Philippine President Rodrigo Duterte is approaching the third calendar year of his bombastic term in office, but for all his tough-guy language, his policies on several critical issues remain muddled and contradictory. Duterte’s blunt, aggressive rhetoric—often veering into profane rants, including one last week against the European Union—has played well at home, keeping his popularity high. A September poll by Pulse Asia showed that about 75 percent of Filipinos have trust in Duterte, despite the notable gap between his talk and his actions in three key areas.
Duterte was elected in part on promises to fight economic and political elites and help combat entrenched poverty in the Philippines, one of the most unequal societies in Asia, where more than a fifth of the population lives in poverty. He historically held left-leaning views on economic issues, and his vows to combat poverty were an integral part of his populist appeal. He studied in university under one of the Philippines’ most famous communists. But, so far, the economy under Duterte has not looked that much different from the economy under his predecessor, Benigno Aquino III, who was hardly a populist.

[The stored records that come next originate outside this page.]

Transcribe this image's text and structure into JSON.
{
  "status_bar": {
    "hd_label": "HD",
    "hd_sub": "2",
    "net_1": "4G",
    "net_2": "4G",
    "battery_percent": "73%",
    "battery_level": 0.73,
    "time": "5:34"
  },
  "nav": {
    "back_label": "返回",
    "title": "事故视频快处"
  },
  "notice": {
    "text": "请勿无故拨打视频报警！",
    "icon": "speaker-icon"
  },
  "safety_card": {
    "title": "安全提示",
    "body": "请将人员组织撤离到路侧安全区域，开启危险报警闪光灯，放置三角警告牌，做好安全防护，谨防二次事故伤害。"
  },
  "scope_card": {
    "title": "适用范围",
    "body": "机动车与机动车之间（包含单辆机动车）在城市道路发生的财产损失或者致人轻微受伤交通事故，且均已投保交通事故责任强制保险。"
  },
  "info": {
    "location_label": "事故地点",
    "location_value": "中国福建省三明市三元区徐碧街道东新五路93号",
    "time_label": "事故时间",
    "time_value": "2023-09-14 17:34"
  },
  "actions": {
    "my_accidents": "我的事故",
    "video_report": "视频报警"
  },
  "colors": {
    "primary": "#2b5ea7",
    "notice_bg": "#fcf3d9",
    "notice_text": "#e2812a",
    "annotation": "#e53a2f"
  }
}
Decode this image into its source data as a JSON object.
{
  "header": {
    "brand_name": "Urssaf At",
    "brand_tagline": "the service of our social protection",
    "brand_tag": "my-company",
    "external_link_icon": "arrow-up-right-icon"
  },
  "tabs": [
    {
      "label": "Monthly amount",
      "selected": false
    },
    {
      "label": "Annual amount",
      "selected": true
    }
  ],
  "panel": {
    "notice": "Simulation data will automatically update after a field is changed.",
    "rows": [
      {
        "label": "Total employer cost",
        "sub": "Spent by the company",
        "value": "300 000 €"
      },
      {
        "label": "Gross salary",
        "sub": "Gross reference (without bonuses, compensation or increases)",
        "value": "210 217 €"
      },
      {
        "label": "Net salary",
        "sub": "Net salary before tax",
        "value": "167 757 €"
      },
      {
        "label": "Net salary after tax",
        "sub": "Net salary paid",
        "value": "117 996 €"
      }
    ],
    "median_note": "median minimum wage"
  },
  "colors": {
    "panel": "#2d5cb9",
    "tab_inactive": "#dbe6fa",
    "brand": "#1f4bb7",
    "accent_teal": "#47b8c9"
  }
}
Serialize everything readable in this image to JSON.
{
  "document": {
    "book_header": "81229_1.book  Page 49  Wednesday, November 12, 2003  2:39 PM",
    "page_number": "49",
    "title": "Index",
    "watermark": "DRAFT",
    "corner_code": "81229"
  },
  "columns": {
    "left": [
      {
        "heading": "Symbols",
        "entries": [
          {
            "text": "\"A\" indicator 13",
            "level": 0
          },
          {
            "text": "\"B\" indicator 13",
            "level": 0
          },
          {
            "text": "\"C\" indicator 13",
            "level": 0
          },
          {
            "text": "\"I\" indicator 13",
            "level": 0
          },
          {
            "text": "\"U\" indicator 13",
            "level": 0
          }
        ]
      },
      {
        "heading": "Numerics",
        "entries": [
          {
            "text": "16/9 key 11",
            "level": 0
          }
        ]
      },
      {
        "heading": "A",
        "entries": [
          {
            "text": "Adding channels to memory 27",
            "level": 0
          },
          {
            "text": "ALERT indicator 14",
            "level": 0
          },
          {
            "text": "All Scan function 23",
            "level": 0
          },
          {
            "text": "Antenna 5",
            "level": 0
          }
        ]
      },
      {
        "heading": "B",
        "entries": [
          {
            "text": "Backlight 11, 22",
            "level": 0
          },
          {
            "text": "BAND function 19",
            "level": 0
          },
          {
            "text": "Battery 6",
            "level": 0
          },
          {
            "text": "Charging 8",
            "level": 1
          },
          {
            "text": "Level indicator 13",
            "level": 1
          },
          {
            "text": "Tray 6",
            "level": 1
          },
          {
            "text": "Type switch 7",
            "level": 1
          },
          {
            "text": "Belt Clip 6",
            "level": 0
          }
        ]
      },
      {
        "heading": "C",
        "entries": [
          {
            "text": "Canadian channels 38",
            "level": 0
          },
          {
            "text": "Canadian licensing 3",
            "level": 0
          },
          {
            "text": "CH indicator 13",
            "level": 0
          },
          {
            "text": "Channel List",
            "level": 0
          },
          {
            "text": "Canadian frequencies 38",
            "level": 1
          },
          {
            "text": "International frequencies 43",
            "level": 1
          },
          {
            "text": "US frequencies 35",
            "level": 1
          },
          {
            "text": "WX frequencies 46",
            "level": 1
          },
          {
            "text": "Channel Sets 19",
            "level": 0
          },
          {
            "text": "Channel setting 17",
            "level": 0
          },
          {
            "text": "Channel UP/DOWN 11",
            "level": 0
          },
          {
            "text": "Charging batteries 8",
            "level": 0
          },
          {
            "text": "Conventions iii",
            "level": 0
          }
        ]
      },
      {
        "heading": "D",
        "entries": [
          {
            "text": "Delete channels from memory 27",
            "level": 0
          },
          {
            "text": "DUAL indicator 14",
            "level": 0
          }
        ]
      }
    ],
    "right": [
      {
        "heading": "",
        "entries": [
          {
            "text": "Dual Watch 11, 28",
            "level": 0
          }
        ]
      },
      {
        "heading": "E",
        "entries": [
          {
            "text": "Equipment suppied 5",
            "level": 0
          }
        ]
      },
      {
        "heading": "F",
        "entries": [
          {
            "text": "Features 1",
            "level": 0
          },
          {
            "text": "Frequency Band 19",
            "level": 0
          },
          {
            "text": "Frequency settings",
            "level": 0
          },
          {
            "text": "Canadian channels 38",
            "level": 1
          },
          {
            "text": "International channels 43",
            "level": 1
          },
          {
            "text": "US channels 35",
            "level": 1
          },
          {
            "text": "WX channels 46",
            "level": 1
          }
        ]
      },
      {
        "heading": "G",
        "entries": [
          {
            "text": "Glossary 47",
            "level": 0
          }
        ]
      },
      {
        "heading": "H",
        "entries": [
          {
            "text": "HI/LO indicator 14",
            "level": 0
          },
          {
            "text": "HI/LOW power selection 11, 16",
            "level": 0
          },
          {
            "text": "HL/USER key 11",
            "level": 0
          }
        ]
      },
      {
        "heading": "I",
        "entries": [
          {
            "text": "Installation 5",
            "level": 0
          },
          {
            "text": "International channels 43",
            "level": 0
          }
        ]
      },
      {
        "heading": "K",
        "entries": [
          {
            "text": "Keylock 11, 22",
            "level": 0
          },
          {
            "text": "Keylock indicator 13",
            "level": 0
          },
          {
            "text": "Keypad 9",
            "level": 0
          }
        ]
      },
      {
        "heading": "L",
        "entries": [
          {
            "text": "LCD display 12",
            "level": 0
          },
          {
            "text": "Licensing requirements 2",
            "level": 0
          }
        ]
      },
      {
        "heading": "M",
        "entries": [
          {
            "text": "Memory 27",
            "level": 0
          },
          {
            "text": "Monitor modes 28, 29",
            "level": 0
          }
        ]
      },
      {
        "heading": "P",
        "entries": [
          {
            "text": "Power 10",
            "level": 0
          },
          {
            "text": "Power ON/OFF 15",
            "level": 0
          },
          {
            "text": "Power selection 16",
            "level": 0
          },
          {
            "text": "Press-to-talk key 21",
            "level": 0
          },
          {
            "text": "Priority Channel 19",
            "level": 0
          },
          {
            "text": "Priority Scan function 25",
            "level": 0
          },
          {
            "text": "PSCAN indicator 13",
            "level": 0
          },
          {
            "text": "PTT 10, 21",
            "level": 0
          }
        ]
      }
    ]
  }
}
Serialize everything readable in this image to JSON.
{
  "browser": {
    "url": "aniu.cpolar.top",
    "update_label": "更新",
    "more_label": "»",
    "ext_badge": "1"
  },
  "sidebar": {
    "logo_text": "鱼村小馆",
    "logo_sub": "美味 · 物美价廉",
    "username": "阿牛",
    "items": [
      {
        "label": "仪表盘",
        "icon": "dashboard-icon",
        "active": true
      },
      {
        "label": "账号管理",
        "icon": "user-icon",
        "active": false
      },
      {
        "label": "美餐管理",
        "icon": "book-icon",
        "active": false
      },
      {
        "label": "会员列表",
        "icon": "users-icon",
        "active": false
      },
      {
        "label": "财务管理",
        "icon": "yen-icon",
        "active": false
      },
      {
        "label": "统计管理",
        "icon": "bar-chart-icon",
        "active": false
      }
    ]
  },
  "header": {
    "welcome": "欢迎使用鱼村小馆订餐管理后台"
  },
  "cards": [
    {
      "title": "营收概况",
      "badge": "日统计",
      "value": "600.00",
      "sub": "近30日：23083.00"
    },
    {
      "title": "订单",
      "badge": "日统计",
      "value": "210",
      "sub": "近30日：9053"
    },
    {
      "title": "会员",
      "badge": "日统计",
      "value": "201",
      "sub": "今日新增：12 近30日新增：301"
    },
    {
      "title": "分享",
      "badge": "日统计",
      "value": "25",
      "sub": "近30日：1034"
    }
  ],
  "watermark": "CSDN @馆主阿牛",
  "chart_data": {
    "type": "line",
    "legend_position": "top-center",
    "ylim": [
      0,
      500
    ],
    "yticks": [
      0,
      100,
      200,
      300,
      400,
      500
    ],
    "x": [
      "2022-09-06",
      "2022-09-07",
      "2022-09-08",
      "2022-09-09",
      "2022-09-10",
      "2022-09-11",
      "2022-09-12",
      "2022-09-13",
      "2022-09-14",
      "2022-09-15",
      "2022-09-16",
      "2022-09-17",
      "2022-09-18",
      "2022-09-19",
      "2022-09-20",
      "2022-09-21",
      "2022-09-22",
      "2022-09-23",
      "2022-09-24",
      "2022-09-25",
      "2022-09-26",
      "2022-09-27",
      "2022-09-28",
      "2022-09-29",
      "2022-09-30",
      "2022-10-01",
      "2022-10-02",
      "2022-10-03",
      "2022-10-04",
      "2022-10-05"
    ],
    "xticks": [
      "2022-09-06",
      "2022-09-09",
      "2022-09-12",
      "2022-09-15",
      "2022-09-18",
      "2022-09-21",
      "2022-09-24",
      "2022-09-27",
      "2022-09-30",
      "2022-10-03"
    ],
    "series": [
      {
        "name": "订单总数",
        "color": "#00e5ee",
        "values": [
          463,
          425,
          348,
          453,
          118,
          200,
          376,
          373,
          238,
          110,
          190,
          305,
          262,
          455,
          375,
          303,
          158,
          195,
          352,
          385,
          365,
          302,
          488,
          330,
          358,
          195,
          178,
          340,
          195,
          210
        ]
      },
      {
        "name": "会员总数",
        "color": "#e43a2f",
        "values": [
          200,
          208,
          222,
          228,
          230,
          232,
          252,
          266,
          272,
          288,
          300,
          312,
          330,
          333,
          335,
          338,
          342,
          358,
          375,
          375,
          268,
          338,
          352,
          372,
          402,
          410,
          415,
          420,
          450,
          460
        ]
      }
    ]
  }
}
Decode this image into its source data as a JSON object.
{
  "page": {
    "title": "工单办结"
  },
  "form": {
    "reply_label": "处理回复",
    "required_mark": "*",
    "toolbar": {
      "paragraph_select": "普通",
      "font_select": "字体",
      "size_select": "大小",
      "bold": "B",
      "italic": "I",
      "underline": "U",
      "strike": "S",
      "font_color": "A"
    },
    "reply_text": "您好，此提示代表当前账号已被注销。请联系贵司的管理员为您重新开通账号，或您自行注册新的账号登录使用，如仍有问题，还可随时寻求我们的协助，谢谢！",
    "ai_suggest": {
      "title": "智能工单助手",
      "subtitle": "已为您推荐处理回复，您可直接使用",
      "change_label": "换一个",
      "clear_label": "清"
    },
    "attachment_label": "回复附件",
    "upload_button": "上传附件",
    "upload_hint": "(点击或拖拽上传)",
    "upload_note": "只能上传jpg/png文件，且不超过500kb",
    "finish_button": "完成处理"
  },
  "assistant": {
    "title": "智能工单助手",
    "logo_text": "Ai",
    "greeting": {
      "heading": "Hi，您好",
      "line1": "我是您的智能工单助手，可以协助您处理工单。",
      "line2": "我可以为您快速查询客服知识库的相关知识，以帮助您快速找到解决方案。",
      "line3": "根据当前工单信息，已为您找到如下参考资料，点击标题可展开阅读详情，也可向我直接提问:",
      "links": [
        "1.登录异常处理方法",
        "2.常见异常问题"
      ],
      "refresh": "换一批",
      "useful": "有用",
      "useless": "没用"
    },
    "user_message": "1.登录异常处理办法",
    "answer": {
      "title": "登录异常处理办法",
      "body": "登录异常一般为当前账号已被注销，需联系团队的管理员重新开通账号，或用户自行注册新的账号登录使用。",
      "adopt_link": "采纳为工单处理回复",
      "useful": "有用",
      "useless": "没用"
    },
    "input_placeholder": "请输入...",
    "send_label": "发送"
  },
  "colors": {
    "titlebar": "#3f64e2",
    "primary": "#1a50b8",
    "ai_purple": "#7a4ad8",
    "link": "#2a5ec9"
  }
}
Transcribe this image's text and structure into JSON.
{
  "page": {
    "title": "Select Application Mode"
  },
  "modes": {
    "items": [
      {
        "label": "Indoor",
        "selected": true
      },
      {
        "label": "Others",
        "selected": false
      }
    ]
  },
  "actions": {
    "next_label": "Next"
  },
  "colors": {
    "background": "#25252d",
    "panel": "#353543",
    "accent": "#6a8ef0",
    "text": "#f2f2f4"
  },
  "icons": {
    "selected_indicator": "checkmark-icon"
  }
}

Indeed, the Philippines continues to record high growth rates, while Duterte’s administration has taken pains to welcome foreign investors. With consumer spending still strong, Duterte has picked a group of technocrats to manage economic policy. He also has rolled out a five-year plan designed to boost the economy, partly by upgrading the Philippines horrendous infrastructure—and, in so doing, fostering job creation. Duterte does seem dedicated to the infrastructure component of his plan, and his signal to build seems to be working: Infrastructure contracts are being bid out rapidly across the archipelago.